10.02.2021 - 12:42 Uhr
FlossOberpfalz

Trauer um den Flosser Gastwirt Rudolf Schönweitz

Rudolf Schönweitz starb mit 80 Jahren. Jahrelang betrieb er mit seiner Frau die Gaststätte "Zum Röhrkasten".
von Fred LehnerProfil

Er war Gastwirt aus Leidenschaft und eines der Originale, die vom Zapfhahn aus und an den Biertischen in der eigenen Gaststätte viele erlebte Anekdoten mit Witz und Humor zum Besten geben konnte. Ein Flosser aus echtem Schrot und Korn.Die Rede ist vm 80-jährigen gelernten Landmaschinenmechanikers, Landwirt und späteren Gastwirt Rudolf Schönweitz. Er wurde am 9. Juli 1940 in Floß geboren, hatte acht Geschwister und drei Halbgeschwister im elterlichen Haushalt und besuchte die Volksschule Floß. Bei seinem Vater, er betrieb neben der Landwirtschaft eine Landmaschinenwerkstätte, ein Uhrengeschäft und einen Elektrohandel und gehörte zu den ersten Führerscheininhabern in Floß, ging er als Landmaschinenmechaniker in die Lehre. Für ihn waren es keine Herrenjahre. Streng war damals die Erziehung der Kinder und Lehrlinge. Doch Schönweitz bekannte gerne, dass diese Zeit sein Leben prägte. 1961 heiratete er Maria Hartwig aus Altglashütte. Sohn Günther und die Töchter Ilse, Manuela und Beate gehörten zum Familienglück. Ein schwerer Schicksalsschlag war der Tod von Tochter Beate.

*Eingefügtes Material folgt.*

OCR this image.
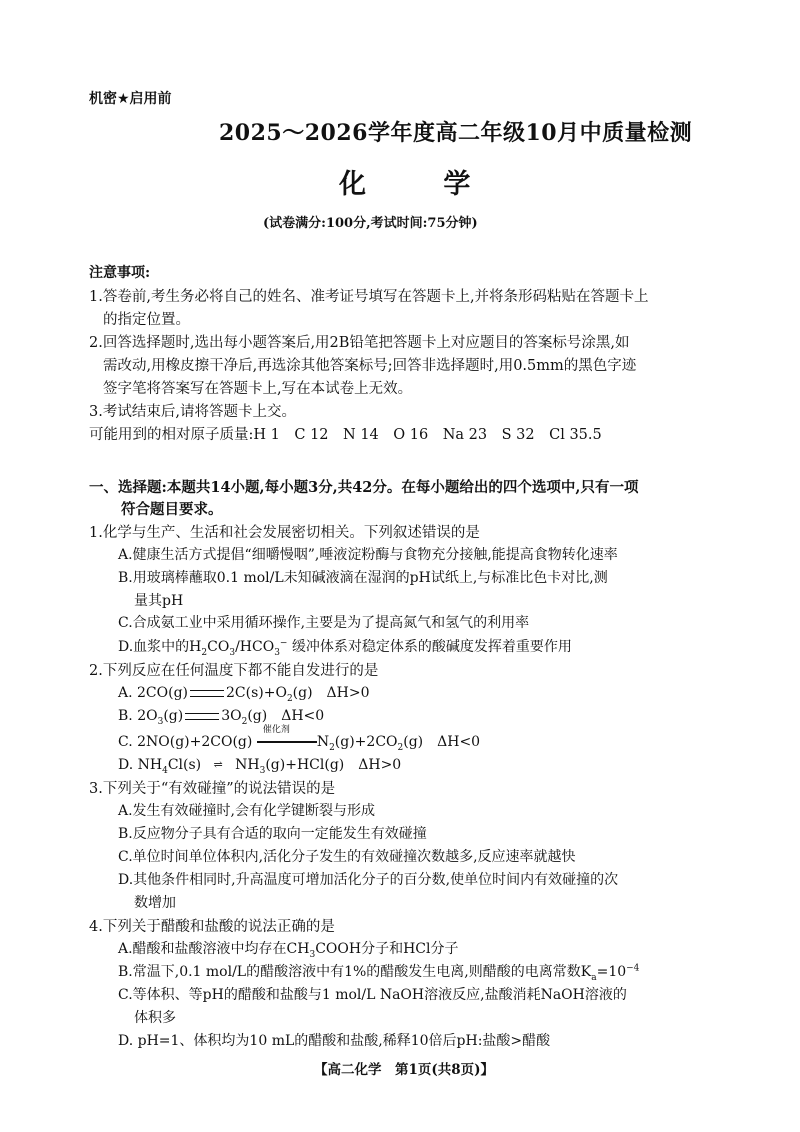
机密★启用前
2025～2026学年度高二年级10月中质量检测
化 学
(试卷满分:100分,考试时间:75分钟)
注意事项:
1.答卷前,考生务必将自己的姓名、准考证号填写在答题卡上,并将条形码粘贴在答题卡上
的指定位置。
2.回答选择题时,选出每小题答案后,用2B铅笔把答题卡上对应题目的答案标号涂黑,如
需改动,用橡皮擦干净后,再选涂其他答案标号;回答非选择题时,用0.5mm的黑色字迹
签字笔将答案写在答题卡上,写在本试卷上无效。
3.考试结束后,请将答题卡上交。
可能用到的相对原子质量:H 1　C 12　N 14　O 16　Na 23　S 32　Cl 35.5
一、选择题:本题共14小题,每小题3分,共42分。在每小题给出的四个选项中,只有一项
符合题目要求。
1.化学与生产、生活和社会发展密切相关。下列叙述错误的是
A.健康生活方式提倡“细嚼慢咽”,唾液淀粉酶与食物充分接触,能提高食物转化速率
B.用玻璃棒蘸取0.1 mol/L未知碱液滴在湿润的pH试纸上,与标准比色卡对比,测
量其pH
C.合成氨工业中采用循环操作,主要是为了提高氮气和氢气的利用率
D.血浆中的$H_2CO_3/HCO_3^-$ 缓冲体系对稳定体系的酸碱度发挥着重要作用
2.下列反应在任何温度下都不能自发进行的是
A. 2CO(g)	$2C(s)+O_2(g)$　ΔH>0
B. $2O_3(g)$	$3O_2(g)$　ΔH<0
C. 2NO(g)+2CO(g)
催化剂
$N_2(g)+2CO_2(g)$　ΔH<0
D. $NH_4Cl(s)$ ⇌ $NH_3(g)+HCl(g)$　ΔH>0
3.下列关于“有效碰撞”的说法错误的是
A.发生有效碰撞时,会有化学键断裂与形成
B.反应物分子具有合适的取向一定能发生有效碰撞
C.单位时间单位体积内,活化分子发生的有效碰撞次数越多,反应速率就越快
D.其他条件相同时,升高温度可增加活化分子的百分数,使单位时间内有效碰撞的次
数增加
4.下列关于醋酸和盐酸的说法正确的是
A.醋酸和盐酸溶液中均存在$CH_3COOH$分子和HCl分子
B.常温下,0.1 mol/L的醋酸溶液中有1%的醋酸发生电离,则醋酸的电离常数$K_a=10^{-4}$
C.等体积、等pH的醋酸和盐酸与1 mol/L NaOH溶液反应,盐酸消耗NaOH溶液的
体积多
D. pH=1、体积均为10 mL的醋酸和盐酸,稀释10倍后pH:盐酸>醋酸
【高二化学　第1页(共8页)】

Vor über 50 Jahren bauten die Eheleute Schönweitz die frühere Werkstätte als Gastwirtschaft um. Heimat- und ortsbezogen sollte der Name der Gasstätte „Zum Röhrkasten" lauten, zumal sich das Wahrzeichen des Marktes in unmittelbarer Nähe befindet. Die Gastwirtschaft wurde zum gesellschaftlichen Mittelpunkt. In Ehefrau Maria hatte Rudolf Schönweitz ebenso wie mit seinen Kindern eine große und unverzichtbare Hilfe und Stütze. Trotz Landwirtschaft und Gaststätte war der Verstorbene zuletzt bis zu seinem Rentenalter über 25 Jahre bei der Firma Nachtmann Bleikristall in Neustadt tätig. Vielen örtlichen Vereinen, darunter der Feuerwehr, dem Oberpfälzer Waldverein, der Königlich privilegierten Schützengesellschaft 1834, dem Sportverein, dem Kleintierzuchtverein und der Soldatenkameradschaft 1870 hielt er die Treue. Aus gesundheitlichen Gründen mussten die Eheleute Schönweitz vor einigen Jahren die Gastwirtschaft aufgeben.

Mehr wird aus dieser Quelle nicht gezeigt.